What was the sample size of the 1999 Katz study?

The Katz et al. 1999 analysis, published in the American Journal of Obstetrics and Gynecology, evaluated chart predictions against actual newborn sex in a cohort of more than 100 births. The conclusion was that the calendar performed no better than chance, with no statistical significance.

Why do so many people swear the chart predicted correctly for them?

Because the chart will be right roughly half the time by pure chance. The people for whom it was correct remember it and share the story; the people for whom it was wrong tend to forget or not mention it.
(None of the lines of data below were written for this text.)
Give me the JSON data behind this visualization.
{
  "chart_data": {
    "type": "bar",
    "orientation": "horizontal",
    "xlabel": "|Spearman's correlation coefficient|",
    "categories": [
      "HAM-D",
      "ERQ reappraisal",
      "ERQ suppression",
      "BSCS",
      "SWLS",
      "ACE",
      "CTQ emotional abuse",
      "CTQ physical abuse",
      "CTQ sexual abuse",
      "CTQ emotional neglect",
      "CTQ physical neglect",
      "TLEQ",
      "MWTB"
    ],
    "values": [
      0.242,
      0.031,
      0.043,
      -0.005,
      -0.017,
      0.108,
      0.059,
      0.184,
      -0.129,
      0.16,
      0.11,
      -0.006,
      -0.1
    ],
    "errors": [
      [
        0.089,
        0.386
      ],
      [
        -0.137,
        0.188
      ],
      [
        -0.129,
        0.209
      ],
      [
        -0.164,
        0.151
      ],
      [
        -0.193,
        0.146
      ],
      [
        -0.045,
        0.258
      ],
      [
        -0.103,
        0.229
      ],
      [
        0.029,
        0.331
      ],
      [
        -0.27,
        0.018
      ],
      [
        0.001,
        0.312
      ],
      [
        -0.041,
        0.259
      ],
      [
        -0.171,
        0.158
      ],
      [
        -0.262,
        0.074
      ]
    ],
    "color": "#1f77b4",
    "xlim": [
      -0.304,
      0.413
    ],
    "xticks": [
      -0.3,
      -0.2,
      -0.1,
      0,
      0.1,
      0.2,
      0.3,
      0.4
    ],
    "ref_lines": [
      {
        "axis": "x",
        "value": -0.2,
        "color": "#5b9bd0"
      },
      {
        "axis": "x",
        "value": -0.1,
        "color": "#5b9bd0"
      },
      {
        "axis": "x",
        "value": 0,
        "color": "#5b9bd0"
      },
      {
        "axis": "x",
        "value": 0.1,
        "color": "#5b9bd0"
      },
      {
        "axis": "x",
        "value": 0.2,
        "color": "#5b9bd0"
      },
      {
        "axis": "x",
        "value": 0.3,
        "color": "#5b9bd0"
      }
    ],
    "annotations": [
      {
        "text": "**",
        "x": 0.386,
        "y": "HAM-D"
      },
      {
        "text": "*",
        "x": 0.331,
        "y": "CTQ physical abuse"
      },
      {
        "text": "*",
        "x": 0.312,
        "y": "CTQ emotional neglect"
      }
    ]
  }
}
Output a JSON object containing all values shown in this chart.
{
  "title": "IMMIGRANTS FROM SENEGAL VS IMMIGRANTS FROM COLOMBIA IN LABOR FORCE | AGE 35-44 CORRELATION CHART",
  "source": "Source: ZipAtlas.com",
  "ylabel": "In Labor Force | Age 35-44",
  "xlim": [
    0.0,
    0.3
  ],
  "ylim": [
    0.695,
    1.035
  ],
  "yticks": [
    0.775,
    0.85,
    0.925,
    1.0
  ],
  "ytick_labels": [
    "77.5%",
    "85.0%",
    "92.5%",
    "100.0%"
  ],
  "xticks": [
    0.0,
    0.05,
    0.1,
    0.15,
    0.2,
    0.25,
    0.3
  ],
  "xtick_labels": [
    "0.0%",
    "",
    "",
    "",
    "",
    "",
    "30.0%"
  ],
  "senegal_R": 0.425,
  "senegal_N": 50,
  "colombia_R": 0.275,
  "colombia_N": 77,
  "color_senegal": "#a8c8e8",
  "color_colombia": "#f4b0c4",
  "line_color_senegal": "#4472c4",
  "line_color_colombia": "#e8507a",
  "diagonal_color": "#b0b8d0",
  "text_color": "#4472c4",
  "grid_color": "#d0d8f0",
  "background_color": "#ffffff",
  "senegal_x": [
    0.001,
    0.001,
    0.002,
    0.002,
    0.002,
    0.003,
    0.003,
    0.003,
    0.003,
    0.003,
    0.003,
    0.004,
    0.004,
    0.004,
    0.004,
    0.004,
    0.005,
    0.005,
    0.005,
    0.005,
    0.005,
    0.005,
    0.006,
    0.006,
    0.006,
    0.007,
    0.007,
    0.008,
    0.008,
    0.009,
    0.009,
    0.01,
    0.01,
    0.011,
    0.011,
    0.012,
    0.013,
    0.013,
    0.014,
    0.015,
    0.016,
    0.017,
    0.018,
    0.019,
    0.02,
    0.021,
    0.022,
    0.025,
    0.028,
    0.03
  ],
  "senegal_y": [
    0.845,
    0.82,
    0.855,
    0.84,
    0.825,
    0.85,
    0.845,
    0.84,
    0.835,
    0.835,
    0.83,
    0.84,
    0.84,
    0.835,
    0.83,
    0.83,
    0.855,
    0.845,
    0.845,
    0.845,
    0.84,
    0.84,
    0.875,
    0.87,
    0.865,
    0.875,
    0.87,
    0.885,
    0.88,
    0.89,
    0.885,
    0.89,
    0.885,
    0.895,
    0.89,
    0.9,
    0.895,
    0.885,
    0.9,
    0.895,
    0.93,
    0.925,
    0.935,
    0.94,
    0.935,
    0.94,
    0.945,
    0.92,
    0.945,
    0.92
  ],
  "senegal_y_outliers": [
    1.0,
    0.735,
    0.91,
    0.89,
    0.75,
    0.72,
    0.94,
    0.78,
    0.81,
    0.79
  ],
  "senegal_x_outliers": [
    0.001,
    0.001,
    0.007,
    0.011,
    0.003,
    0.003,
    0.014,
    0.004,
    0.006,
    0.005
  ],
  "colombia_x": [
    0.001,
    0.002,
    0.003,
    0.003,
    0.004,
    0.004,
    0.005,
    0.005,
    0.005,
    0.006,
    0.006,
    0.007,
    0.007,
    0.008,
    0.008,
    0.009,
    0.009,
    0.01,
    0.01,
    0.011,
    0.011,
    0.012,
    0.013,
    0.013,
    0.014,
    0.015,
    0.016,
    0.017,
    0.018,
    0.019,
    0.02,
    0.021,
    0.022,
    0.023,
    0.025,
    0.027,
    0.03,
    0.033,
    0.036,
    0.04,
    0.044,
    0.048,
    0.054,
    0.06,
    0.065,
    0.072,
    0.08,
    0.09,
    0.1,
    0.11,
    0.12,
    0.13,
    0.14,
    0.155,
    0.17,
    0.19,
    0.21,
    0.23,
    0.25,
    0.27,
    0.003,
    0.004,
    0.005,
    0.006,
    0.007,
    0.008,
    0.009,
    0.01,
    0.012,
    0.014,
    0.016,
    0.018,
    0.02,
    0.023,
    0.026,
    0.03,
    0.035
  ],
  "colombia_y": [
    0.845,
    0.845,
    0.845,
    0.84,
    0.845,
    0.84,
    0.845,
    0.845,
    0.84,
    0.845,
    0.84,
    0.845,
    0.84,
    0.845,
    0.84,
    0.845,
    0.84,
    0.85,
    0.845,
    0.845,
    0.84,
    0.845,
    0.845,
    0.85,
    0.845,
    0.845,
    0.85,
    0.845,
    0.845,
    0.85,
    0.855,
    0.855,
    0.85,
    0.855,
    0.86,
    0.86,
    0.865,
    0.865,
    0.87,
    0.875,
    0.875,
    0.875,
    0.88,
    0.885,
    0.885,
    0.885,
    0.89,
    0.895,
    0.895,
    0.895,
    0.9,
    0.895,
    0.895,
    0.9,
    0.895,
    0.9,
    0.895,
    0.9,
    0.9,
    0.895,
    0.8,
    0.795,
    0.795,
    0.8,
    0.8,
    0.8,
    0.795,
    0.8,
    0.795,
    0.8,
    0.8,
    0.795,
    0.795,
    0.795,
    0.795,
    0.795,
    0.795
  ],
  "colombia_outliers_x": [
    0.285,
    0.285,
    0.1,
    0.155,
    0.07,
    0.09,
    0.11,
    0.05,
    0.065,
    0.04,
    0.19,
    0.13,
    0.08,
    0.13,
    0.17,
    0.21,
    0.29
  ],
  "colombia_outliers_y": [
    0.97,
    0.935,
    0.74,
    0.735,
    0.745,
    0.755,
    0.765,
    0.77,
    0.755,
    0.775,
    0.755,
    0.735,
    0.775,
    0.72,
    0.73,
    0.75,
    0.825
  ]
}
This is a textbook case of confirmation bias combined with selection bias in the kinds of testimonials that spread online.

Does the American College of Obstetricians and Gynecologists recommend the Chinese gender calendar?

No. ACOG does not list the Chinese gender calendar among medically validated methods for determining fetal sex. ACOG’s clinical guidance points to ultrasound, non-invasive prenatal testing (NIPT/cell-free DNA), chorionic villus sampling, and amniocentesis as the established methods for fetal sex determination.

How accurate is NIPT compared to the Chinese gender calendar?

Non-invasive prenatal testing analyzes fetal DNA fragments circulating in the mother’s blood from around 10 weeks of pregnancy and reports fetal sex with approximately 99% accuracy in validated clinical studies. The Chinese gender calendar, by contrast, has been measured at approximately 50% accuracy across the largest published reviews.

What does the 50% accuracy figure actually mean?

It means the chart’s predictions match newborn sex at roughly the same rate you would get by flipping a coin. Because the natural live-birth sex ratio is close to 50/50, any method that doesn’t actually contain real biological information will converge on that figure given a large enough sample, which is exactly what the peer-reviewed studies found.

If the science shows ~50%, why does the tradition still exist?

Because it is a cultural artifact, not a clinical instrument. The Chinese gender calendar has roots stretching back centuries and is treasured as part of pregnancy folklore, baby-reveal parties, and family conversation. Tradition does not need to outperform chance to remain meaningful — it just needs to remain enjoyable and culturally connective, which it does.

Note: This article reviews peer-reviewed scientific literature for educational purposes and is not medical advice. For any clinical question about fetal sex determination, prenatal screening, or pregnancy care, consult a licensed obstetrician or maternal-fetal medicine specialist.